Shonali Bose’s Margarita With A Straw was selected in Toronto in 2014. The film Margarita With A Straw was a bittersweet drama about a woman with cerebral palsy. Shonali Bose has ploughed a lonely furrow as a filmmaker. Her debut feature, Amu, released in 2005, homed in on individuals affected by the 1984 anti-Sikhriots. She co-wrote Bedabrata Pain’s critically acclaimed Chittagong (2012), a dramatization of a significant chapter in India’s freedom struggle. For Margarita With A Straw, Bose cast Kalki Koechlin in a role that called for absolute commitment of time and energy. For both the director and the lead actress, the film has been unqualified artistic triumph. Her National Award winning film Amu was also screened at Toronto.

Four Indian Films at the Toronto International Film Festival 2019, Pickle Media
Gettu Mohandas’s Moothon (The Elder One)

A successful Malayalam actress and director, Geetu Mohandas is best known across India for the independently funded Liar’s Dice, which had its world premiere at the Sundance Film Festival in 2013. The title, which also went to the International Film Festival Rotterdam, was India’s Official Entry for the Best Foreign Language Film for the 87th Academy Awards in 2014.

Director Lijo Jose Pellissery, whose fifth and sixth films (Angamaly Diaries, 2017 and Ee Ma Yau, 2018) have catapulted him into national prominence, is easily one of the most exciting filmmakers to have emerged in India in the course of the current decade.
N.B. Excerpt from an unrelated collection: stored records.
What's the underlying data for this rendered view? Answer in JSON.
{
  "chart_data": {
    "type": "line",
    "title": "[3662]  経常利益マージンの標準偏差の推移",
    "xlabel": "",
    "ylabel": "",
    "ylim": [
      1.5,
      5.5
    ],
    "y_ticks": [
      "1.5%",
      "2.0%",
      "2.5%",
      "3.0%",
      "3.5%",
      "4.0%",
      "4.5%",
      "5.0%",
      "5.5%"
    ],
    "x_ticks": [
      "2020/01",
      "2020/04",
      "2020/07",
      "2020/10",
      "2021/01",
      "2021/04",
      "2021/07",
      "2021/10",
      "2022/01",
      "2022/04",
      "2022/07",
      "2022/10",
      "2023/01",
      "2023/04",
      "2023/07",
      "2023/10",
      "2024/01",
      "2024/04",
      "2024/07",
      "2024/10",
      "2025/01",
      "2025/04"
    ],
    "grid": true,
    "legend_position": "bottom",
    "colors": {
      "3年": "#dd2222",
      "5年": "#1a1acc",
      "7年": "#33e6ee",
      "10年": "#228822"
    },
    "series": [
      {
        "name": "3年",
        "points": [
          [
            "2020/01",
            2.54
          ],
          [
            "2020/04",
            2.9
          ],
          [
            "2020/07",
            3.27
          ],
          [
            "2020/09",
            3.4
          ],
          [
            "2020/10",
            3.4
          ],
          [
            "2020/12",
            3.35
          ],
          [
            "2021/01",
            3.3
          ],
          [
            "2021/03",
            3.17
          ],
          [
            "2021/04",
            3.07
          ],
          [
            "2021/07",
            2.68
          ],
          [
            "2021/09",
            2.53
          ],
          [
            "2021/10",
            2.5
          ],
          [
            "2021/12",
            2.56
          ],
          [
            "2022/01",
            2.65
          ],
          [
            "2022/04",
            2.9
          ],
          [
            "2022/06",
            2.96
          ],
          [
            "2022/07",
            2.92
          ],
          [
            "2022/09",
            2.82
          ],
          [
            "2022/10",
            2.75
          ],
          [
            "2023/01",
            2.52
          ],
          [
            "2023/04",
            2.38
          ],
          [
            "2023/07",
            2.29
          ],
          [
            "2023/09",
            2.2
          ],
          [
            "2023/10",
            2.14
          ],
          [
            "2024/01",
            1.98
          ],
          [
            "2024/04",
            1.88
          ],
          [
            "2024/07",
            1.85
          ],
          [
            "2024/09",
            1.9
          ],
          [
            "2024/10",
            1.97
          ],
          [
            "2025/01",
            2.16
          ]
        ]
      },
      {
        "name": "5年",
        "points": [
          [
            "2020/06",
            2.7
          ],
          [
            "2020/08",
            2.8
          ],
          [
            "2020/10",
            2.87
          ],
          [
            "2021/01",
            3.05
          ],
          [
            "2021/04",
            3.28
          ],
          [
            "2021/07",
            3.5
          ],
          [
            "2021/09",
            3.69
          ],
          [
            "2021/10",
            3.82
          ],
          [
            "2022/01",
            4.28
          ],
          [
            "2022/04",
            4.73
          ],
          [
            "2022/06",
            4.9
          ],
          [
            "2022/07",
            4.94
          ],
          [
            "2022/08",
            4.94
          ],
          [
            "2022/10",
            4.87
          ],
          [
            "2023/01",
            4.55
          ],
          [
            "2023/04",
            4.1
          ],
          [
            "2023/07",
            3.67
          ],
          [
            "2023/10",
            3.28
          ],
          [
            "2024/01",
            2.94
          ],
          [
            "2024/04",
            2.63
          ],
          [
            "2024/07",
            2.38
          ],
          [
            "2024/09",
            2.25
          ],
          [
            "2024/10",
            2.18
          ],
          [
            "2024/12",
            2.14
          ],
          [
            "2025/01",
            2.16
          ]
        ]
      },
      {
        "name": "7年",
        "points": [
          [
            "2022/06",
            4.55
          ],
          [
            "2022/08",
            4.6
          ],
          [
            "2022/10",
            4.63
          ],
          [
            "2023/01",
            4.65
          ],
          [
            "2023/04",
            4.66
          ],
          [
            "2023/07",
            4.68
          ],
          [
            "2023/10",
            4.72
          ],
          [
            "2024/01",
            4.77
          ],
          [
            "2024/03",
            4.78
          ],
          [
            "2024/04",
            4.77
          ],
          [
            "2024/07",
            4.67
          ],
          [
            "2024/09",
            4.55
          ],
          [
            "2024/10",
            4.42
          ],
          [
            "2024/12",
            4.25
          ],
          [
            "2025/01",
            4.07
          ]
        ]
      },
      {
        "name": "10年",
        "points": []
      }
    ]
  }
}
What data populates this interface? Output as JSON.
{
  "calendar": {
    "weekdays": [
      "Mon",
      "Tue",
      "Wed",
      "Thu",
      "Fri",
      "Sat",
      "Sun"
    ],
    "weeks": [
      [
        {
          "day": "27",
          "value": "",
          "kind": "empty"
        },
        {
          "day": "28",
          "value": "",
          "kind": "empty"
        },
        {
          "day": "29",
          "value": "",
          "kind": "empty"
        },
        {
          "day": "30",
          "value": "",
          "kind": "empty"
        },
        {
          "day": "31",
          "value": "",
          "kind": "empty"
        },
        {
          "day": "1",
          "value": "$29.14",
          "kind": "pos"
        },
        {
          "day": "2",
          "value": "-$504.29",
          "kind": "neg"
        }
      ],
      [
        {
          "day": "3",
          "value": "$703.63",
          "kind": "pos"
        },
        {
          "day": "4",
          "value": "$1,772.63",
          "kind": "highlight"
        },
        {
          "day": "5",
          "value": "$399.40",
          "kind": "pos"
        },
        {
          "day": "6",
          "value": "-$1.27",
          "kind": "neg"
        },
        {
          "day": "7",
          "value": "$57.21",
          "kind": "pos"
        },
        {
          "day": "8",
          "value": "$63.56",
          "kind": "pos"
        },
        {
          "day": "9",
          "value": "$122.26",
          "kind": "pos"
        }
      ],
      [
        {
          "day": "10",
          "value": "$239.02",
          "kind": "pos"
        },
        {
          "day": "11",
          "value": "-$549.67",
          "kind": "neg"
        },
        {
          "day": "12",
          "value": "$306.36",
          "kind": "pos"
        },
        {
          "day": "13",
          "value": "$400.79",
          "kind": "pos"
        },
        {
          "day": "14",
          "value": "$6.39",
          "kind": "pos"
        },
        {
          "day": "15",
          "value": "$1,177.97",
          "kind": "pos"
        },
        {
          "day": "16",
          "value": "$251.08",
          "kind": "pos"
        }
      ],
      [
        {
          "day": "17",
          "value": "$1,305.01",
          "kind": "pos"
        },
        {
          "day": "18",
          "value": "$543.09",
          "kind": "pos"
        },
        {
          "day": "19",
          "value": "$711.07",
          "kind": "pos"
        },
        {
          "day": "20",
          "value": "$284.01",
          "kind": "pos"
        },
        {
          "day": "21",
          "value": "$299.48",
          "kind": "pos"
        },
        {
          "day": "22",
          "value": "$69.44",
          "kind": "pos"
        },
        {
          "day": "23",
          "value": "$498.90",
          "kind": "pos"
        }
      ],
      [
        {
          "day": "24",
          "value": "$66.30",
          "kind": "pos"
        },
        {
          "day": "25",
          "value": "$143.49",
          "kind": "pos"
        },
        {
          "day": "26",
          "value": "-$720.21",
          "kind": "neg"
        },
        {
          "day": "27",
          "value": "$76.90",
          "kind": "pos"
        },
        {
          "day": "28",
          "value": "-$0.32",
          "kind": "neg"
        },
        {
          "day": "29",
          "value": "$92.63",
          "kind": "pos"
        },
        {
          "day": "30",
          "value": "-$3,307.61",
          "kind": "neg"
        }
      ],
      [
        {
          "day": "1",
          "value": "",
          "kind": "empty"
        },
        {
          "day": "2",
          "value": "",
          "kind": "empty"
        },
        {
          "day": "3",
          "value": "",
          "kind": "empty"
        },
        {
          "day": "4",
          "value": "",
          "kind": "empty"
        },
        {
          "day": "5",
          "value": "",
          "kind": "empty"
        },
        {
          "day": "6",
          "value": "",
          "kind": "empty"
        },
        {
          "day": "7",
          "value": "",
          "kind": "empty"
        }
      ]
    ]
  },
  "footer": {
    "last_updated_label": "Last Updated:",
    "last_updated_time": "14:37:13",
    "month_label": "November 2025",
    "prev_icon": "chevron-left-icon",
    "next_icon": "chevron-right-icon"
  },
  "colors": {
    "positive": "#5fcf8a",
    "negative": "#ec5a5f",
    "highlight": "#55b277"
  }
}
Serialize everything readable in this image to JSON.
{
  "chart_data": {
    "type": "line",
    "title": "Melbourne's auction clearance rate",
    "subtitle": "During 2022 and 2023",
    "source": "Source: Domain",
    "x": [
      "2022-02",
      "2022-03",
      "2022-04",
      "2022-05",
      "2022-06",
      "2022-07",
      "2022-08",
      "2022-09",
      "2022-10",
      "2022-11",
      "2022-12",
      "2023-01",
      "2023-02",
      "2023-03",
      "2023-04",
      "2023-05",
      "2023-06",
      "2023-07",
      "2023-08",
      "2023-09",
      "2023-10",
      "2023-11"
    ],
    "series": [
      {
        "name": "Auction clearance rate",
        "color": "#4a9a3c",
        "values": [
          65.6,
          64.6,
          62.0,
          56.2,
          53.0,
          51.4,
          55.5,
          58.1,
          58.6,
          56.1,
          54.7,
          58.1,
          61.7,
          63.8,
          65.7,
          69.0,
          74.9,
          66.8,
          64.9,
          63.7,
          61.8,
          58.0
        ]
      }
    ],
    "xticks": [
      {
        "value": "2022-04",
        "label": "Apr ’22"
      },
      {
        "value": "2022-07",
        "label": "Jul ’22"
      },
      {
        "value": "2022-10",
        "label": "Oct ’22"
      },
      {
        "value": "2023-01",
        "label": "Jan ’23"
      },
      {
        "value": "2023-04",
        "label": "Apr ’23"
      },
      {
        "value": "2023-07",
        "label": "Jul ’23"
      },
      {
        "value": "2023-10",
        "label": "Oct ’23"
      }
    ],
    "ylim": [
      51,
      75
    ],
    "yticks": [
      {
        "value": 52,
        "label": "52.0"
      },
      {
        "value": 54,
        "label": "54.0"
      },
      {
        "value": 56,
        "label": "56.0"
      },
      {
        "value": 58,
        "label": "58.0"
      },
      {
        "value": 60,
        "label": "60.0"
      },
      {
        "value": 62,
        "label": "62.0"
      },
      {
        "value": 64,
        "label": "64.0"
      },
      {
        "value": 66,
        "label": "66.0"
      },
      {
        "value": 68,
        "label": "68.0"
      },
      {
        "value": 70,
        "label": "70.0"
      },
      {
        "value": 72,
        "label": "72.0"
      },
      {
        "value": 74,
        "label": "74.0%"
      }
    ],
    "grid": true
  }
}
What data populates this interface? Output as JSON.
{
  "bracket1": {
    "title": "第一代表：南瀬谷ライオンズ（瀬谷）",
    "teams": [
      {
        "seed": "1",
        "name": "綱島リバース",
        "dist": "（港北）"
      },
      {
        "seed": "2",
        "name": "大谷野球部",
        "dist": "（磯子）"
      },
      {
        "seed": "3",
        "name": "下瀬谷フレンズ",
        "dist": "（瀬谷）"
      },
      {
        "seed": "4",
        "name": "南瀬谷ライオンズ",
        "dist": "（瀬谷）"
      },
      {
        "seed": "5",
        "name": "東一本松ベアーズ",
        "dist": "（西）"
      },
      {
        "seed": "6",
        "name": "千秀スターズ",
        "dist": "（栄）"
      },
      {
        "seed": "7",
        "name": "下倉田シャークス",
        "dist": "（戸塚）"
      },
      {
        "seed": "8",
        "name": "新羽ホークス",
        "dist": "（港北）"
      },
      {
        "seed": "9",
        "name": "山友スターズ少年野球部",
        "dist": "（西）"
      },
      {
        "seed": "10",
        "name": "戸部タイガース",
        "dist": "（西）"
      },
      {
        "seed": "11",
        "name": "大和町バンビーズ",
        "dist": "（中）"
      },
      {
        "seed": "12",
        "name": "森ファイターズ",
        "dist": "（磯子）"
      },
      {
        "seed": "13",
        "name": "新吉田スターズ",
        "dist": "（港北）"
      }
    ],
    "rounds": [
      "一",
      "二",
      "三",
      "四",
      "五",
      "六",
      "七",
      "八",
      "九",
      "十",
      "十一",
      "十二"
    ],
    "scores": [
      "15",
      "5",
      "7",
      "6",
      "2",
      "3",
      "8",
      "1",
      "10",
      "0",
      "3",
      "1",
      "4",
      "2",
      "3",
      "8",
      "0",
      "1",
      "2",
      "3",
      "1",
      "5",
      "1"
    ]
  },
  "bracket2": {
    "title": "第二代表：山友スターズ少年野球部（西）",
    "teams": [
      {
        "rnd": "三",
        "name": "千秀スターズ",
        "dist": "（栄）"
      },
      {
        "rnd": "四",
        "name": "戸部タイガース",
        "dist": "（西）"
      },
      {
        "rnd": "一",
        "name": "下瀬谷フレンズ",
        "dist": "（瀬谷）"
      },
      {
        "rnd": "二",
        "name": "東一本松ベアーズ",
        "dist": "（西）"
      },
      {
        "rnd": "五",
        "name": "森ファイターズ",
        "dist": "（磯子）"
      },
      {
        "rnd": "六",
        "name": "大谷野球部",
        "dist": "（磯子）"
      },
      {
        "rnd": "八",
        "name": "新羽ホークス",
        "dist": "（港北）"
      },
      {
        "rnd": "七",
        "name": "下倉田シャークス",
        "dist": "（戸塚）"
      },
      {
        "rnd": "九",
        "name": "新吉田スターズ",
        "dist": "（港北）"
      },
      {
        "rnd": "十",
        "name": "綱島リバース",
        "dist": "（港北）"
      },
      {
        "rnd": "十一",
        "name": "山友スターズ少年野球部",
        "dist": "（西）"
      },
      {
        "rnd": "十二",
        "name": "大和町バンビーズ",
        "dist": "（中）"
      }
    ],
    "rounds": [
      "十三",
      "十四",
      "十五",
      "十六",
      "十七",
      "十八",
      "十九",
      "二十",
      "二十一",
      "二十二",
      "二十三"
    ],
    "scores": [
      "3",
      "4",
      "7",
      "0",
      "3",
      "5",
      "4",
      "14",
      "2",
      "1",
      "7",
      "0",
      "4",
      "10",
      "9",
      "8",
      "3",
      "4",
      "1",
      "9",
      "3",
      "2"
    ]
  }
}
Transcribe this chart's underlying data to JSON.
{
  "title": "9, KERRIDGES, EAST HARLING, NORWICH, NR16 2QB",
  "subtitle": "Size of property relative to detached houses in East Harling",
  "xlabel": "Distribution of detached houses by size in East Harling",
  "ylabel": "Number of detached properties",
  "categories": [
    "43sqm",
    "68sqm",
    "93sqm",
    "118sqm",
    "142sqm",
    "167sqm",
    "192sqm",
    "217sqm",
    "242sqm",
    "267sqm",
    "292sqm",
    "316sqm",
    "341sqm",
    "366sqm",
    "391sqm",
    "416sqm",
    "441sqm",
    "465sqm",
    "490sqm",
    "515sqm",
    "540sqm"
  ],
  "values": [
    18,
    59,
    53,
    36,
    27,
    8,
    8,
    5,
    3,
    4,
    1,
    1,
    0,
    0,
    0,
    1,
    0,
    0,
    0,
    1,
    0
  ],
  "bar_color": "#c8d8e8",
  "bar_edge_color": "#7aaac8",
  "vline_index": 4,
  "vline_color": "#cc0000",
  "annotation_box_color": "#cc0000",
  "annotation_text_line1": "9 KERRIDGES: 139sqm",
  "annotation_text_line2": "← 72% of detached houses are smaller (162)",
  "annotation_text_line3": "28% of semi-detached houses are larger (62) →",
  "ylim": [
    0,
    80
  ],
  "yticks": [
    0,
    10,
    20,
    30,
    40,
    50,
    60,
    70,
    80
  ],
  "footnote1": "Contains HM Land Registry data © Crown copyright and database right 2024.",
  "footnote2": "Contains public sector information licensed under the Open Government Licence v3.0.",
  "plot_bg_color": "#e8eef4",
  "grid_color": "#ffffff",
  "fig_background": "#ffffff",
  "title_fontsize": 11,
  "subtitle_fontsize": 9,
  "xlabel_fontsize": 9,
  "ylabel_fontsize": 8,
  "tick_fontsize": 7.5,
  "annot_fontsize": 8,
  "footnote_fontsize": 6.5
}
His films have a distinct style and pace and are underpinned by a keen sense of time and place. He is the latest discovery from India in the global film festival circuit.

Gitanjali Rao’s four independently produced animated shorts, Blue, Orange, Printed Rainbow, Chai and TrueLoveStory have been to over 150 International film festivals and received more than 30 awards.